When I worked as the director of a preschool and a pre-K teacher, I found the kindergarten readiness portion of the job was one of the most rewarding things I had ever done as an educator. My students came to me in September knowing very few of their letters, and by April they were reading sight words. kindergarten expectations have changed drastically even since the days when my own child entered kindergarten. Having a solid base for reading and mathematics is where it all needs to begin.
Parents need to look at their school district and find out what they expect of incoming Kindergarten students. I have students in my pre-K class from three different districts, and they all have varying degrees of expectations. Some academic basics include the ability to:
Recognize 30 letter sounds.
Recognize 30 beginning word sounds.
Count to 50.
Write numbers 1-10 without models.
Visually recognize numbers 1-20.
Write first and last name.
When it comes to letters and their sounds, phonics is where the focus needs to be. I use a great song with my students. It is an ABC song that gives you the sound of each letter. “A for apple…ah, ah, ah…” I do not know where I found it or what the exact title is, but it works wonders.

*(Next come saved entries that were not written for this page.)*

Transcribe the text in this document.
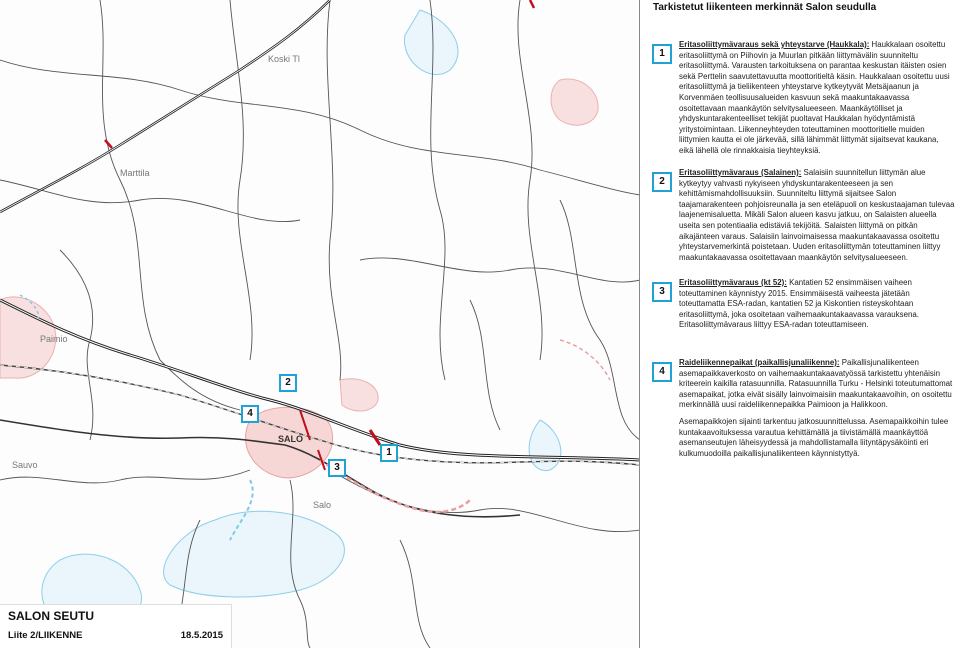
Koski Tl
Marttila
Paimio
SALO
Salo
Sauvo
1
2
3
4
SALON SEUTU
Liite 2/LIIKENNE	18.5.2015
Tarkistetut liikenteen merkinnät Salon seudulla
1
Eritasoliittymävaraus sekä yhteystarve (Haukkala): Haukkalaan osoitettu eritasoliittymä on Piihovin ja Muurlan pitkään liittymävälin suunniteltu eritasoliittymä. Varausten tarkoituksena on parantaa keskustan itäisten osien sekä Perttelin saavutettavuutta moottoritieltä käsin. Haukkalaan osoitettu uusi eritasoliittymä ja tieliikenteen yhteystarve kytkeytyvät Metsäjaanun ja Korvenmäen teollisuusalueiden kasvuun sekä maakuntakaavassa osoitettavaan maankäytön selvitysalueeseen. Maankäytölliset ja yhdyskuntarakenteelliset tekijät puoltavat Haukkalan hyödyntämistä yritystoimintaan. Liikenneyhteyden toteuttaminen moottoritielle muiden liittymien kautta ei ole järkevää, sillä lähimmät liittymät sijaitsevat kaukana, eikä lähellä ole rinnakkaisia tieyhteyksiä.
2
Eritasoliittymävaraus (Salainen): Salaisiin suunnitellun liittymän alue kytkeytyy vahvasti nykyiseen yhdyskuntarakenteeseen ja sen kehittämismahdollisuuksiin. Suunniteltu liittymä sijaitsee Salon taajamarakenteen pohjoisreunalla ja sen eteläpuoli on keskustaajaman tulevaa laajenemisaluetta. Mikäli Salon alueen kasvu jatkuu, on Salaisten alueella useita sen potentiaalia edistäviä tekijöitä. Salaisten liittymä on pitkän aikajänteen varaus. Salaisiin lainvoimaisessa maakuntakaavassa osoitettu yhteystarvemerkintä poistetaan. Uuden eritasoliittymän toteuttaminen liittyy maakuntakaavassa osoitettavaan maankäytön selvitysalueeseen.
3
Eritasoliittymävaraus (kt 52): Kantatien 52 ensimmäisen vaiheen toteuttaminen käynnistyy 2015. Ensimmäisestä vaiheesta jätetään toteuttamatta ESA-radan, kantatien 52 ja Kiskontien risteyskohtaan eritasoliittymä, joka osoitetaan vaihemaakuntakaavassa varauksena. Eritasoliittymävaraus liittyy ESA-radan toteuttamiseen.
4
Raideliikennepaikat (paikallisjunaliikenne): Paikallisjunaliikenteen asemapaikkaverkosto on vaihemaakuntakaavatyössä tarkistettu yhtenäisin kriteerein kaikilla ratasuunnilla. Ratasuunnilla Turku - Helsinki toteutumattomat asemapaikat, jotka eivät sisälly lainvoimaisiin maakuntakaavoihin, on osoitettu merkinnällä uusi raideliikennepaikka Paimioon ja Halikkoon.
Asemapaikkojen sijainti tarkentuu jatkosuunnittelussa. Asemapaikkoihin tulee kuntakaavoituksessa varautua kehittämällä ja tiivistämällä maankäyttöä asemanseutujen läheisyydessä ja mahdollistamalla liityntäpysäköinti eri kulkumuodoilla paikallisjunaliikenteen käynnistyttyä.
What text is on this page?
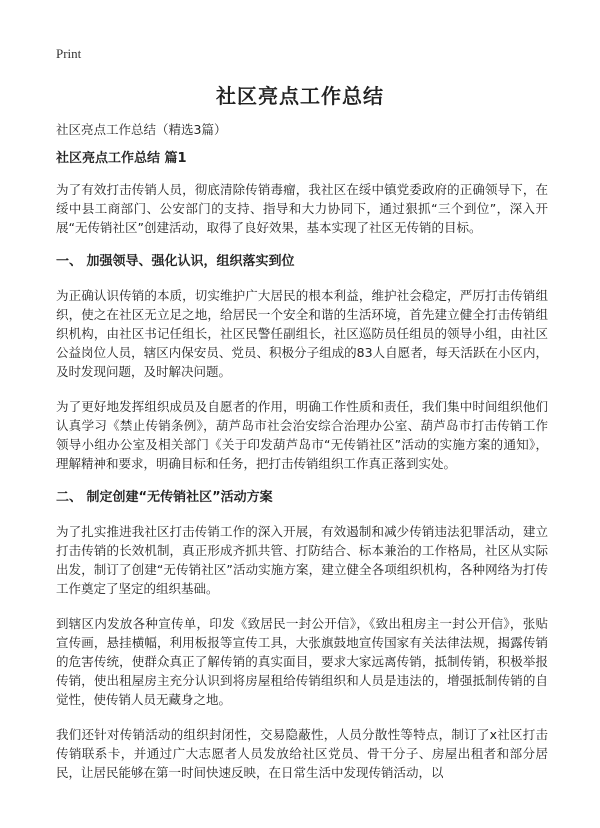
Print
社区亮点工作总结
社区亮点工作总结（精选3篇）
社区亮点工作总结 篇1

为了有效打击传销人员，彻底清除传销毒瘤，我社区在绥中镇党委政府的正确领导下，在绥中县工商部门、公安部门的支持、指导和大力协同下，通过狠抓“三个到位”，深入开展“无传销社区”创建活动，取得了良好效果，基本实现了社区无传销的目标。

一、 加强领导、强化认识，组织落实到位

为正确认识传销的本质，切实维护广大居民的根本利益，维护社会稳定，严厉打击传销组织，使之在社区无立足之地，给居民一个安全和谐的生活环境，首先建立健全打击传销组织机构，由社区书记任组长，社区民警任副组长，社区巡防员任组员的领导小组，由社区公益岗位人员，辖区内保安员、党员、积极分子组成的83人自愿者，每天活跃在小区内，及时发现问题，及时解决问题。

为了更好地发挥组织成员及自愿者的作用，明确工作性质和责任，我们集中时间组织他们认真学习《禁止传销条例》，葫芦岛市社会治安综合治理办公室、葫芦岛市打击传销工作领导小组办公室及相关部门《关于印发葫芦岛市“无传销社区”活动的实施方案的通知》，理解精神和要求，明确目标和任务，把打击传销组织工作真正落到实处。

二、 制定创建“无传销社区”活动方案

为了扎实推进我社区打击传销工作的深入开展，有效遏制和减少传销违法犯罪活动，建立打击传销的长效机制，真正形成齐抓共管、打防结合、标本兼治的工作格局，社区从实际出发，制订了创建“无传销社区”活动实施方案，建立健全各项组织机构，各种网络为打传工作奠定了坚定的组织基础。

到辖区内发放各种宣传单，印发《致居民一封公开信》，《致出租房主一封公开信》，张贴宣传画，悬挂横幅，利用板报等宣传工具，大张旗鼓地宣传国家有关法律法规，揭露传销的危害传统，使群众真正了解传销的真实面目，要求大家远离传销，抵制传销，积极举报传销，使出租屋房主充分认识到将房屋租给传销组织和人员是违法的，增强抵制传销的自觉性，使传销人员无藏身之地。

我们还针对传销活动的组织封闭性，交易隐蔽性，人员分散性等特点，制订了x社区打击传销联系卡，并通过广大志愿者人员发放给社区党员、骨干分子、房屋出租者和部分居民，让居民能够在第一时间快速反映，在日常生活中发现传销活动，以
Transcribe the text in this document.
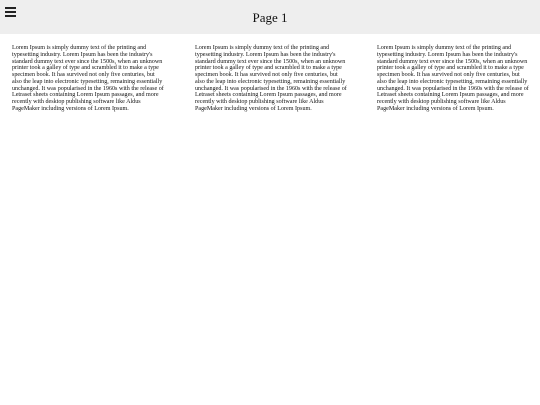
Page 1
Lorem Ipsum is simply dummy text of the printing and typesetting industry. Lorem Ipsum has been the industry's standard dummy text ever since the 1500s, when an unknown printer took a galley of type and scrambled it to make a type specimen book. It has survived not only five centuries, but also the leap into electronic typesetting, remaining essentially unchanged. It was popularised in the 1960s with the release of Letraset sheets containing Lorem Ipsum passages, and more recently with desktop publishing software like Aldus PageMaker including versions of Lorem Ipsum.
Lorem Ipsum is simply dummy text of the printing and typesetting industry. Lorem Ipsum has been the industry's standard dummy text ever since the 1500s, when an unknown printer took a galley of type and scrambled it to make a type specimen book. It has survived not only five centuries, but also the leap into electronic typesetting, remaining essentially unchanged. It was popularised in the 1960s with the release of Letraset sheets containing Lorem Ipsum passages, and more recently with desktop publishing software like Aldus PageMaker including versions of Lorem Ipsum.
Lorem Ipsum is simply dummy text of the printing and typesetting industry. Lorem Ipsum has been the industry's standard dummy text ever since the 1500s, when an unknown printer took a galley of type and scrambled it to make a type specimen book. It has survived not only five centuries, but also the leap into electronic typesetting, remaining essentially unchanged. It was popularised in the 1960s with the release of Letraset sheets containing Lorem Ipsum passages, and more recently with desktop publishing software like Aldus PageMaker including versions of Lorem Ipsum.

As a child begins to learn to recognize their letters, remind them what the letter sound is as well. Do this by connecting letters with words, not necessarily its sound. So, if your child recognizes the letter “J”, add that “J is for jump and jelly bean.” Just this simple comment will help to instill in your child the idea that letters have sounds and are connected to specific words. By learning the individual sounds, your child will then be able to connect that skill to unfamiliar words.
The ultimate test of letter/sound recognition is giving a child nonsense words to sound out. For example, ask them to sound out words like “zop, rop, pag.” Since these words are unfamiliar, you are really testing their letter sound knowledge. When you ask them to read words that they have gone over time and time again, it can become a memory game and they are not really applying their phonics knowledge. A list of common words that a child will be expected to read in Kindergarten is below.
Counting and number recognition are the other main skills that students need to master before moving to Kindergarten. Some parents come to me and say “My child can count to 100!” My response is “That is great!”, and I mean it with all my heart. But, there is a huge difference between rote counting and one-to-one correspondence. Parents often don’t realize that just because your child can do one, it doesn’t mean they can do the other.
Rote counting is just counting, rattling off the numbers from 1-100. That same child may not be able to count 20 blocks in front of them. The ability to tag and count one block at a time is much more difficult. Many skip blocks or count one block twice. So, even if your child masters rote counting, be sure that they can accurately complete one-to-one counting. I currently work with second and third graders who struggle with tag counting.
Another important math skill is visually recognizing numbers. That same child that can count to 100 may not be able to look at an 8 and tell you that it is an 8. Parents often think that their child knows their numbers, but make the mistake of showing them the numbers in order. When you do this, the child really is just rote counting. Show the numbers out of order to accurately check their knowledge. Basic number sense is so critical as students enter Kindergarten. I currently work as a math intervention specialist for 2-3 grade and the number of students who lack these basic skills is staggering. They are the only foundation we need to be concerned with when it comes to mathematics.
Kindergarten readiness is critical and can set the tone for the rest of your child’s schooling. Getting them off to a strong start is crucial. This is where you can teach them that school can be fun, even though it is hard work. This is where their love of learning can continue to flourish.